A logarithmic representation is great for multiplication, but adding numbers becomes an expensive operation.

Today, both integer addition and multiplication is IMHO done in similar speeds in silicon, although multiplication circuits are way larger.

In the logarithmic representation, multiplication becomes addition. I don't think that just by doing everything in logarithms you really increase the overall complexity, rather you transfer it from multiplication onto addition, so I don't think adding logarithms should be more expensive than integer multiplication..

Should it then matter for neural networks, which IIRC require similar amount of additions and multiplications?

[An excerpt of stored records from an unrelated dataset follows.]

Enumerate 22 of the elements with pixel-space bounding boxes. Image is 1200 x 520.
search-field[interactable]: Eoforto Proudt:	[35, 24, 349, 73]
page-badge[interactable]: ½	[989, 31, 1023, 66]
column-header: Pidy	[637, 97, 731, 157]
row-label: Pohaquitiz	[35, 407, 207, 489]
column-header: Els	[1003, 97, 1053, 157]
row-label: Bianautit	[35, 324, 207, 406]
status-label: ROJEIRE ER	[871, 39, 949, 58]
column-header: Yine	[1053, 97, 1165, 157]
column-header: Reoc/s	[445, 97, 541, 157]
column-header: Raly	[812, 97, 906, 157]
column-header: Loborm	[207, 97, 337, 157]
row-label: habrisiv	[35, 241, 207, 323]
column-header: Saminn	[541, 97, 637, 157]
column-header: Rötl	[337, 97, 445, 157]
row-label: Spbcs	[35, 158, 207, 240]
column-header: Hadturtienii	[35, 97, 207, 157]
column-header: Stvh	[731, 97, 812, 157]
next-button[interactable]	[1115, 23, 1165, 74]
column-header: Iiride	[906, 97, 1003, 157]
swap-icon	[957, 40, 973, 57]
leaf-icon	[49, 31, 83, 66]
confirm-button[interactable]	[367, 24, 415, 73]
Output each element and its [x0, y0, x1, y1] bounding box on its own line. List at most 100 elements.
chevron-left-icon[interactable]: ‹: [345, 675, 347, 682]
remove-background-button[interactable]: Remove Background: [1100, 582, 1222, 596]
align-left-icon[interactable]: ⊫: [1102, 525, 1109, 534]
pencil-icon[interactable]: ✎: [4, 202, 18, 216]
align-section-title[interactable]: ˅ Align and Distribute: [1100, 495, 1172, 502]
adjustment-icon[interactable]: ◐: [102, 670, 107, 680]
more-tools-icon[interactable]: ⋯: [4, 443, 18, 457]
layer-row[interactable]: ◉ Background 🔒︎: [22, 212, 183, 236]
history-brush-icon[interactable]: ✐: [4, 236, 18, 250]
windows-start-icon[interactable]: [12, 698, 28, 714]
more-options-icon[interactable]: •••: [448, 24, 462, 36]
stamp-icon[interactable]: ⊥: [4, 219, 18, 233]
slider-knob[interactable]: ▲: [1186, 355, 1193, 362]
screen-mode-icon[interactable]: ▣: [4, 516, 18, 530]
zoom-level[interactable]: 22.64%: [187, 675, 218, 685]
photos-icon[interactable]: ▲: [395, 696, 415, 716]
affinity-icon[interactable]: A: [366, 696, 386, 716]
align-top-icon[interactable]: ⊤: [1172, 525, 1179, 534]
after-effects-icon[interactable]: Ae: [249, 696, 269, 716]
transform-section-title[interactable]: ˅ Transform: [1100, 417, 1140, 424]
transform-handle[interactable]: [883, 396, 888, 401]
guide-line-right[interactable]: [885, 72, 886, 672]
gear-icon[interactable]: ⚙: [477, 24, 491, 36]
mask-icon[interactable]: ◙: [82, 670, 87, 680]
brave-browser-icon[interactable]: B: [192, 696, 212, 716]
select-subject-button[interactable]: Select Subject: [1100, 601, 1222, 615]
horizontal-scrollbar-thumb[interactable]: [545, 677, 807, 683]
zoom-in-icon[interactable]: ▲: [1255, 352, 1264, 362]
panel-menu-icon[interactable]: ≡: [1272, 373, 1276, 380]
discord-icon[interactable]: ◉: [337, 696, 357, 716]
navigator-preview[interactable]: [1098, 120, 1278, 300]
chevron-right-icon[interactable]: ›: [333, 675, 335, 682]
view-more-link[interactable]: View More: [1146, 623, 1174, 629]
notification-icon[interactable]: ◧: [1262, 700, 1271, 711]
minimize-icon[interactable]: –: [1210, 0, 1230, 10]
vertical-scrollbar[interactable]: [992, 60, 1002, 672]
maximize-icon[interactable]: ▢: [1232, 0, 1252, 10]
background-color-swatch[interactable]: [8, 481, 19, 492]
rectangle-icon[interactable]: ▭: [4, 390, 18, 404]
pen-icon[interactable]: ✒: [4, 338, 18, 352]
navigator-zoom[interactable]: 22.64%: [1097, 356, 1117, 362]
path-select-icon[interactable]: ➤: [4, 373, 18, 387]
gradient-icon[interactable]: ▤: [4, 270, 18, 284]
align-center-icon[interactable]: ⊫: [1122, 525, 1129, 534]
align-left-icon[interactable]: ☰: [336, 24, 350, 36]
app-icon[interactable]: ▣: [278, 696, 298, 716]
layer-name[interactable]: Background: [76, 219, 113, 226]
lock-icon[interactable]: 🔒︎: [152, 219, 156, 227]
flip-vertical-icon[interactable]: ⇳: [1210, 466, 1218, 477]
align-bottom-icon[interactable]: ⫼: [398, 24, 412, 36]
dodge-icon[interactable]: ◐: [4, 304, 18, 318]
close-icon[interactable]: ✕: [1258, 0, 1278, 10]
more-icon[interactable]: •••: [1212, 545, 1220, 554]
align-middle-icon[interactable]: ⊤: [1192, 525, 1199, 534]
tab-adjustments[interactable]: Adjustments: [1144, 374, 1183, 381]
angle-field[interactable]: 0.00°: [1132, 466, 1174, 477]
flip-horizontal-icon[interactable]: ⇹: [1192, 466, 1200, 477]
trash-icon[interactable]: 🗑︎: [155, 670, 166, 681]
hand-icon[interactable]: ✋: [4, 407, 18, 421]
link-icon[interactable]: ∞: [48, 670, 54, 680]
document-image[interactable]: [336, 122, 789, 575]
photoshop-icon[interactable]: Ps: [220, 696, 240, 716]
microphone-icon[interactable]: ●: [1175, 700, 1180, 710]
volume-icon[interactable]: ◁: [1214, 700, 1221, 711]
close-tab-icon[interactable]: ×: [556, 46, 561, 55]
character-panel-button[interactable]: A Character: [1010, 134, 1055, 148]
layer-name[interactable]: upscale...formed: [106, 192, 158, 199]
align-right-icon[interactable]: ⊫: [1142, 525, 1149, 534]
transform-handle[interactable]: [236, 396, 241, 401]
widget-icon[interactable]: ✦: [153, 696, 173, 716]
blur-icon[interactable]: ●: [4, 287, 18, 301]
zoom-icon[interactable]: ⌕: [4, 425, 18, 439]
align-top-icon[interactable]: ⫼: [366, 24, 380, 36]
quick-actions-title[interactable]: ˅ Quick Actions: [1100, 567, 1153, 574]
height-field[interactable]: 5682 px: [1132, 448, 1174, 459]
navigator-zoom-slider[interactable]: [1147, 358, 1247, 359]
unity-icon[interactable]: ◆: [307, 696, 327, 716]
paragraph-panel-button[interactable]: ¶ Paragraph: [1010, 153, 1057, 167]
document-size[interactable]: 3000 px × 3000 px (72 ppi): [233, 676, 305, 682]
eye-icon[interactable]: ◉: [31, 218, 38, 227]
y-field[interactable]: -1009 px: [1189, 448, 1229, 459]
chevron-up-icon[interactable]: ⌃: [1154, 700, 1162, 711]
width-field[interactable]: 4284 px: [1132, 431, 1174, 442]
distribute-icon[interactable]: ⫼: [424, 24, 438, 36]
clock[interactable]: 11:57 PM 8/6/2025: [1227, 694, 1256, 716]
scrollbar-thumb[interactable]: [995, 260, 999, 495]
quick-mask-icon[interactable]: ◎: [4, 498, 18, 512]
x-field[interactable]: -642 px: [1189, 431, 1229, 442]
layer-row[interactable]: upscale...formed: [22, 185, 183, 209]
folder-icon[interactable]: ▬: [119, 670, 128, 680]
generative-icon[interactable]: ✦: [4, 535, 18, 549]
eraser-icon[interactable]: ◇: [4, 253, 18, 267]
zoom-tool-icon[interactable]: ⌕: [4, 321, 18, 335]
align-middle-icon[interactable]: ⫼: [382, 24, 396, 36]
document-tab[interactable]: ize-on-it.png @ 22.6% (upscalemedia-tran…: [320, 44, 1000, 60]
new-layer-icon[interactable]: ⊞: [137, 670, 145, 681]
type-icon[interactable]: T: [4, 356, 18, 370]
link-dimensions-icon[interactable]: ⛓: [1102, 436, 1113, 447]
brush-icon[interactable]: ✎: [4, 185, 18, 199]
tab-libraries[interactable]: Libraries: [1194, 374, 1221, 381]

Even floating-point is actually trading off the simplicity of addition in order to make multiplication easier, because they are quasi-logarithmic representation.

However, I wonder if there is a numeric representation where the circuits for addition and multiplication are of similar complexity. Something like half-logarithm, which if applied twice, you get the logarithm.

Addition in logarithmic space is expensive, we don't have any neat ways of doing it. Options include:

* Converting back and forth to linear space, using exp and log functions, this is much slower than a regular multiplication.

* Evaluating a polynomial that approximates the logarithmic space add, this takes several multiplications, so also much slower.

In general we tend to use more additions than multiplications, so trading addition speed for multiplication speed is rarely a good idea, even 1 for 1. If we need a lot of exponentiation keeping some values in logarithmic space may be beneficial, but it has to be those rare cases only.